Corpi umani vestiti solo di colori che raccontano un’idea, un’emozione, uno stato d’animo o trasmettono un messaggio. Opere d’arte viventi che si distaccano dal proprio creatore interpretando a loro volta la creazione. Una creazione artistica che svanisce presto e che, a differenza di altre forme d’arte, può restare viva solo nel ricordo o in uno scatto che l’ha immortalata. Si chiama Body Painting ed è una forma d’arte temporanea e dinamica in cui il corpo umano si trasforma in tela dell’artista il quale dà libero sfogo alla sua creatività con disegni, geometrie, simboli, colori, sfumature e giochi di luce.
Sebbene questa forma di body art sia molto diffusa soprattutto a partire dagli anni ’60, portata alla ribalta dal movimento americano degli hippies che anche attraverso essa volle lanciare messaggi di libertà, in realtà affonda le radici in epoche remote, ovviamente con finalità e significati differenti. Come riportato alcuni fa dal quotidiano inglese Independent, l’uso di pigmenti colorati nelle prime forme di Face e Body Painting risalirebbe a circa trecentomila anni fa.

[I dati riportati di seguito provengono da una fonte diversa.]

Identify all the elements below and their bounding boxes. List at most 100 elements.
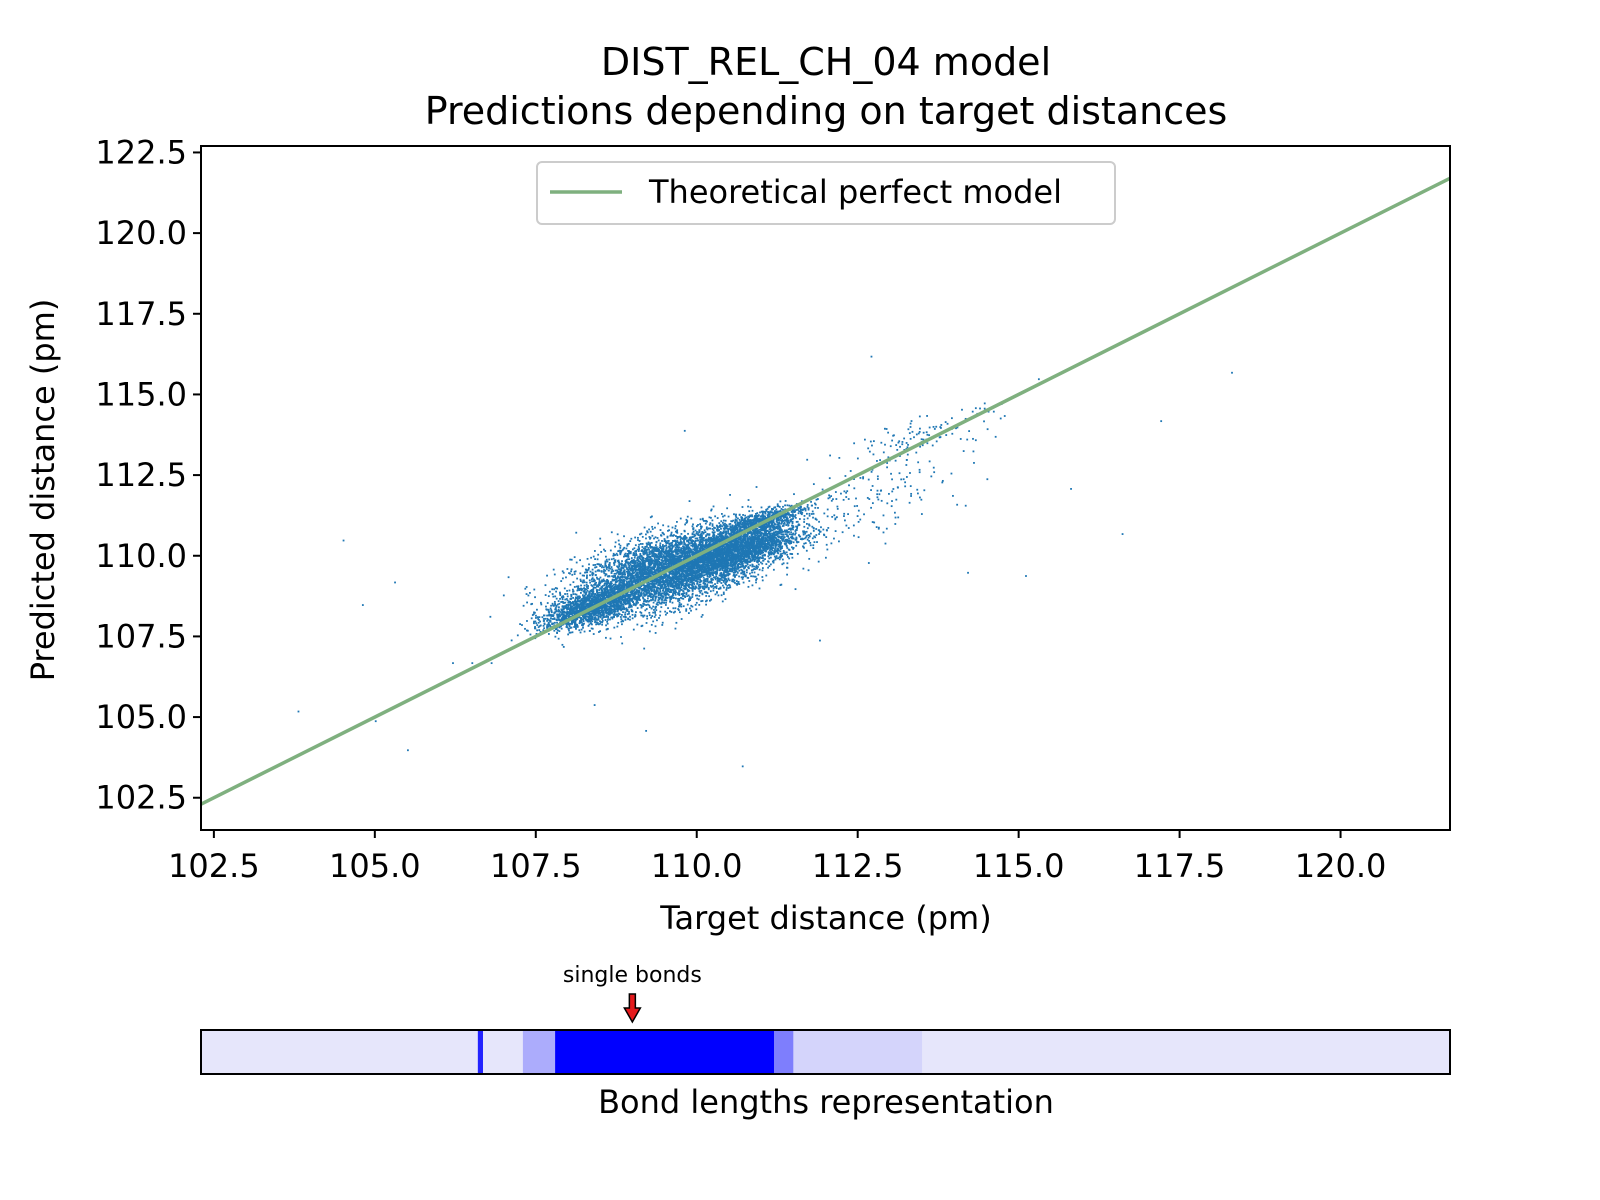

In Zambia, durante gli scavi nella caverna di Twin Rivers, l’archeologo Lawrence Barham dell’Università di Liverpool, ritrovò infatti pigmenti di varie tonalità derivati da minerali locali utilizzati, secondo lo studioso, per la decorazione rituale del corpo, come segno di affermazione della propria identità e dell’appartenenza a un gruppo. Nel contempo, diversi antropologi sostengono che sessantamila anni fa era abitudine degli aborigeni australiani dipingersi il corpo, mentre mummie di donne del basso Egitto risalenti a più di quattromila anni fa presentano segni di tatuaggi sull’addome.
Sicuramente gli aborigeni australiani sono fra le più antiche popolazioni a praticare la pittura del corpo rievocando il Dreamtime, il Tempo del sogno, ma anche gli Indiani con l’ocra rossa sul volto e, ancora, oggi è una pratica diffusa tra diverse popolazioni tribali in Africa e in Amazzonia, come le donne del nord Africa che usano la tecnica dell’Hennè per dipingere mani e piedi o anche gli uomini Nuba, nel sud del Sudan per i quali il body painting è l’abito quotidiano e le tribù Mahori che, dipingendo viso e corpo, esprimevano forza, bellezza e posizione sociale.
La pittura del corpo presso diversi popoli ha svolto diverse funzioni, dalla protezione dalle intemperanze del clima e dalle punture di insetti o dall’aggressione di animali, a quella per entrare in contatto con le forze dell’universo, per segnare il passaggio a una determinata età, per i rituali della caccia, per spaventare il nemico, per attrarre l’altro sesso e per esternare uno stato d’animo.
Il Body Painting è dunque un’antica forma d’arte che nei tempi moderni trova spazio in nuovi ambiti come moda, teatro, eventi artistici e promozionali, concorsi, spettacoli e rassegne come il Rabarama Skin Art Festival con semifinali in tutta la Penisola e la finale a Merano, l’Italian Body Painting Festival sul Lago di Garda e il Body Painting Festival ad Abano Terme. Se i pigmenti un tempo erano applicati sul corpo con le dita o con appositi stampini di legno o terracotta ed erano composti da materiali come fango, cenere, sabbia, ocra, creta, gesso, frutti, oggi l’applicazione avviene con l’uso di pennelli, spugnette o sofisticati aerografi utilizzando tempere, colori naturali o acrilici e sintetici realizzati da diverse aziende cosmetiche.
Sono trascorsi diversi decenni da quando, nel 1933, Max Factor suscitò scandalo presentando all’Esposizione universale di Chicago una modella vestita solo di pittura. Oggi invece il Body Painting è una forma d’arte diffusa e apprezzata anche in Italia, ma è ancor più conosciuta e praticata soprattutto in Inghilterra e Germania. Tra i più noti e pluripremiati artisti ricordiamo Lucia Postacchini, Alex Hansen, Maria Cristina Pompei e Giusy Campolongo.